When it splashed through there may have been a few sighs of relief sprinkled in among those celebratory high fives.
Gray's pull-up jumper with 2 seconds delivered an 85-84 victory on Sunday over the Minnesota Lynx in the kind of edge-of-your-seat finish that no one saw coming when the Sparks led 28-2 in the first quarter.
"I think all athletes dream of that moment," Gray said. "I think you dream of hitting that shot... I'm glad it went in."
Gray scored a career-high 27 points and Candace Parker added 15 points and 12 rebounds for the Sparks, who joined their NFL brethren by sitting out the national anthem.
The Sparks led 28-2 in the first quarter and 78-66 with five minutes to play, but gave it all back after a charge from the Lynx.
Maya Moore scored 27 points and Sylvia Fowles had 22 points and 13 rebounds for the Lynx, who roared back from that 26-point hole to take an 84-83 lead with 6.5 seconds to play.
A victory would have been the largest playoff comeback in WNBA history, but Minnesota could not get one last stop.
"I know everyone is going to talk about what a great comeback it was, but that's not the world we live in," Lynx coach Cheryl Reeve said. "That means absolutely nothing to us."
The Sparks beat the Lynx in a five-game thriller last season, and Game 1 had plenty of fireworks even before the opening tip.
With the Lynx locking arms in solidarity, the Sparks quickly left the Williams Arena court just before "The Star Spangled Banner" began to play, joining hundreds of NFL players in opposition to President Donald Trump's call for NFL owners to fire players who do not stand for the national anthem. As soon as the song was over, they returned to a chorus of boos and then made another emphatic statement once the game started.

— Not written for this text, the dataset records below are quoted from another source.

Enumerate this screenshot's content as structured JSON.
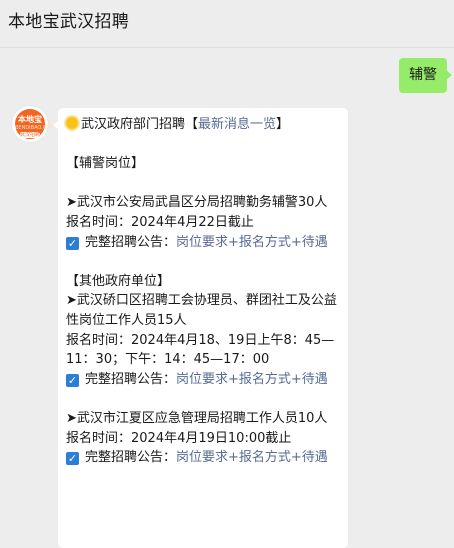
{
  "header": {
    "title": "本地宝武汉招聘",
    "menu_icon": "more-icon"
  },
  "sent_message": {
    "text": "辅警"
  },
  "avatar": {
    "brand": "本地宝",
    "sub": "BENDIBAO.COM",
    "city": "武汉招聘"
  },
  "reply": {
    "title_prefix": "武汉政府部门招聘【",
    "title_link": "最新消息一览",
    "title_suffix": "】",
    "section1": "【辅警岗位】",
    "job1": {
      "title": "➤武汉市公安局武昌区分局招聘勤务辅警30人",
      "deadline": "报名时间：2024年4月22日截止",
      "notice_label": "完整招聘公告：",
      "notice_link": "岗位要求+报名方式+待遇"
    },
    "section2": "【其他政府单位】",
    "job2": {
      "title": "➤武汉硚口区招聘工会协理员、群团社工及公益性岗位工作人员15人",
      "deadline": "报名时间：2024年4月18、19日上午8：45—11：30；下午：14：45—17：00",
      "notice_label": "完整招聘公告：",
      "notice_link": "岗位要求+报名方式+待遇"
    },
    "job3": {
      "title": "➤武汉市江夏区应急管理局招聘工作人员10人",
      "deadline": "报名时间：2024年4月19日10:00截止",
      "notice_label": "完整招聘公告：",
      "notice_link": "岗位要求+报名方式+待遇"
    }
  },
  "colors": {
    "bg": "#ededed",
    "my_bubble": "#95ec69",
    "link": "#576b95",
    "checkbox": "#2a7fd4",
    "avatar": "#f5641e"
  }
}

They led 12-0 when Gray knocked down a 3-pointer and pushed the lead to 28-2 later in the first quarter, a staggering level of dominance against a star-studded Lynx team playing in the finals for the sixth time in seven seasons.

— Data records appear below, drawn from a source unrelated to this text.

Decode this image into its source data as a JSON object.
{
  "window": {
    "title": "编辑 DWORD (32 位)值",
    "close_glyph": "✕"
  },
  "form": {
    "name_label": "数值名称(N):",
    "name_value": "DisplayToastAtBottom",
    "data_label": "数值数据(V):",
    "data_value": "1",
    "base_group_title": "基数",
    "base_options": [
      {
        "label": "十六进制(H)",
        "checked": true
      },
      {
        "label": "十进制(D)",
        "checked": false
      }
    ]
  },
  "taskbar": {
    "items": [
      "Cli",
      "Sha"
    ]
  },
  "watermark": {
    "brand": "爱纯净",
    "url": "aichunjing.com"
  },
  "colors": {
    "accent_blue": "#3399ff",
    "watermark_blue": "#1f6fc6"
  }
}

The Lynx did not grab a rebound in the entire first quarter and it took them more than eight minutes to get Fowles, the league MVP, her first shot.
The Lynx started chipping away, trimming the deficit to 10 points at halftime and getting Parker, Nneka Ogwumike and Alana Beard into foul trouble.
Moore's defense in the fourth jumpstarted a 12-0 burst that she capped with a steal and layup to tie the game at 78 and Seimone Augustus hit a 3 for an 82-81 lead with 50 seconds to go.
"This is the finals. This is the Minnesota Lynx," Ogwumike said. "They are going to punch back and we have to be able to respond to that better."
Moore's dash to the bucket put the Lynx in front with 6.5 seconds to play, but that was plenty of time for Gray. She used an escape dribble to create a little daylight, and her high-arching jumper splashed through.
Odyssey Sims scored 16 points and Ogwumike had 11 points and six rebounds for Los Angeles.
Augustus finished with 19 points, eight rebounds and four assists for Minnesota.
"We gave ourselves a chance to win the game, but there's no question that the championship isn't going to be won with that kind of stretch that we allowed in that first quarter," Moore said.
Ogwumike said the Sparks were inspired to sit out the anthem by the Pittsburgh Steelers and coach Mike Tomlin, who did the same in Chicago on Sunday. The Sparks said they were not disrespecting the country or the flag, but standing in solidarity with their NFL counterparts.
"Some people may want to kneel, some people may not want to," she said. "We want to show everyone that a team does as a team does. We wanted to stand in solidarity together and stand by our mission and that's unity and togetherness. We felt that we wanted to also show our respect for other people who understand how important it is for us to be together at this time."
Game 2 is on Tuesday night in Minneapolis.